Soon after, the first issue of Alan Moore and Dave Gibbons' Watchmen is published. The series, set in another dystopian future, offers a grim, gimlet-eyed view of superheroes, picking apart the genre's conventions while amassing a huge (spoiler: apocalyptic) body count.
After those, the deluge: In the interest of "relevance," comic companies start going dark with their heroes, upping the violence, muddying the color palettes, and inserting words like "extreme" into waaaaay too many titles.
In both the Marvel and DC Comics universes, there is a 35 percent uptick in brooding.
This trend, which will come to a head in the '90s and even give rise to several comic book companies, will come to be known as the "grim-n-gritty" age of superheroes.
Even the Man of Steel is not immune to the winds of relevance, which chiefly manifest in two ways:
1. Superman's hairdo goes all achy-breaky for a while, after which
2. He dies.
Of course the super-dirtnap is simply a marketing ploy — albeit a hugely successful one that causes thousands of credulous non-comics-readers to snatch up multiple copies. The Superman titles continue on, sans-Supes, by featuring four wannabes vying to wear the red booties: An alien! A cyborg! A clone! And ... um ... a mechanical engineer.
Cough.
Comic-book writers spend the '90s swapping out classic heroes with darker, more violent variants. Batman gets replaced by a sword-wielding assassin. Wonder Woman is shouldered aside by a more touchy (and more prone to stabbing) Amazon. And Spider-Man has a clone who ... never mind. Not important.

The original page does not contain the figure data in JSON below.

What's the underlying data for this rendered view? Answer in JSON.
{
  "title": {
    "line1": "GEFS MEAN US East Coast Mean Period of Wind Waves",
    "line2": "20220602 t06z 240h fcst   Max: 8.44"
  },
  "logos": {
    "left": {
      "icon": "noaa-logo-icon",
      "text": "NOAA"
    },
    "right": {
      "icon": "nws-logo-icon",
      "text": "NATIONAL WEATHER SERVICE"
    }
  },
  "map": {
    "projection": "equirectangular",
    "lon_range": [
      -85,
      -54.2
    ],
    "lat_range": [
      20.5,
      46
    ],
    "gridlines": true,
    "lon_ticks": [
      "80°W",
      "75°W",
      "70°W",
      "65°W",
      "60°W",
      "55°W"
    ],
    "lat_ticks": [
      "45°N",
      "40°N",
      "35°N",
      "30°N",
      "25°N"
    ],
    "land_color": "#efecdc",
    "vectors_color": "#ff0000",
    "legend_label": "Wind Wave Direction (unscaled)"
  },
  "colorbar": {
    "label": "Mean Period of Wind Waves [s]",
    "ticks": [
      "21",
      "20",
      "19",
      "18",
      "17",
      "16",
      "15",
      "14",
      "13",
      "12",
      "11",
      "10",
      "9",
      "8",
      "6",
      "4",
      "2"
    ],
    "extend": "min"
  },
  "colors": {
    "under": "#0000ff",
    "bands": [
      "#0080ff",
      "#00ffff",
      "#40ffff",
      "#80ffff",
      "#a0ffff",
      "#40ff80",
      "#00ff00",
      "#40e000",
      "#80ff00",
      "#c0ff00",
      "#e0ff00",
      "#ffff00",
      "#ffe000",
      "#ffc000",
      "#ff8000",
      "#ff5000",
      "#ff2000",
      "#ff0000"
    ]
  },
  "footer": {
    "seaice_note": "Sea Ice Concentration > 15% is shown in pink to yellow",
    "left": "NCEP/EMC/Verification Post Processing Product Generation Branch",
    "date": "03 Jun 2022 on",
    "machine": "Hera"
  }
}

It was all a mess; a violent, ugly, depressing mess that today's heroes are still shaking off. Listen, Mr. Warner Brothers Pictures Guy -- an evil/broody Superman does not popcorn-movie fare make. It's also -- small point here -- NOT SUPERMAN.
Write this down: Batman broods. Superman winks.
Another thing: How exactly does Superman Returns -- a movie that, you may recall, depicts the Man of Tomorrow as a deadbeat dad who stalks and super-eavesdrops on his baby-momma -- not already qualify as "dark?"